If democrats don't answer the calls of the American people they will lose their power, just like what you saw happen with Scott Brown. My hypothesis about why has to do more with democrats running candidates based on seniority, or whatever their largest corporation behind them is, and not the merits they run on. Democrats are getting cocky, and think that they can run anything with a D to get a win.

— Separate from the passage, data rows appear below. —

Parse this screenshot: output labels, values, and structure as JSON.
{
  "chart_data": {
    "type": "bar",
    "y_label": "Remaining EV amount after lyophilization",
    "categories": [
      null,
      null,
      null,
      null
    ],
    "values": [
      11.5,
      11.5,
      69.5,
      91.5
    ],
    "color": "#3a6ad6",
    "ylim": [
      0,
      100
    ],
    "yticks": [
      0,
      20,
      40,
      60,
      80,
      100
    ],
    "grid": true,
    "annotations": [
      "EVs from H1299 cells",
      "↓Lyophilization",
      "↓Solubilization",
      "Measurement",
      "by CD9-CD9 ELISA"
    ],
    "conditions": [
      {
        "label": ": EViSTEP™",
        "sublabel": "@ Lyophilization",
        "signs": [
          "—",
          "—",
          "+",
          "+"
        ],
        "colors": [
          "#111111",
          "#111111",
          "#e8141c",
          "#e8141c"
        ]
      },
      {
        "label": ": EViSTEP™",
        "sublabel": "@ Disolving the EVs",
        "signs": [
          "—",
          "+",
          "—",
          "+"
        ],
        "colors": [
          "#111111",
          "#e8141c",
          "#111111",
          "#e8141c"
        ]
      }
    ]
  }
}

Personally I'll never not vote, I've voted since I was 18 and I think everyone should, but this might be the first year I hesitate on democratic leaders. I don't feel like the democrats are selling me what I want anymore, and it seems to be coming from the top. Obama claiming we need to protect our intellectual property from China, the health care bill with very lacking progressive values, the stimulus bill that was 40% tax cuts (getting back a few extra dollars a paycheck, to me, was a bit of an insult, and while I know it helped a lot of people, I would have rather put more people back to work on public infrastructure) that got 0 republican support

There's so much that can happen between now and election day, but voting is a civic duty. I've voted for "no" in the past, and I reserve the right to vote for "no" in the future if the democrat wants to pander to interests against the people with one side of their hand, and try to coddle me with the other. Voters are not that stupid, they won't vote for a party that regularly bends over and begs for special interests to fill their coffers only to delay action. I know the democrats are in a tough position, being that their co-workers are immature, racist, fascist and batshit crazy, but voting for the "lesser of 2 evils" is still voting for evil, and I think too many people are fed up with voting for evil.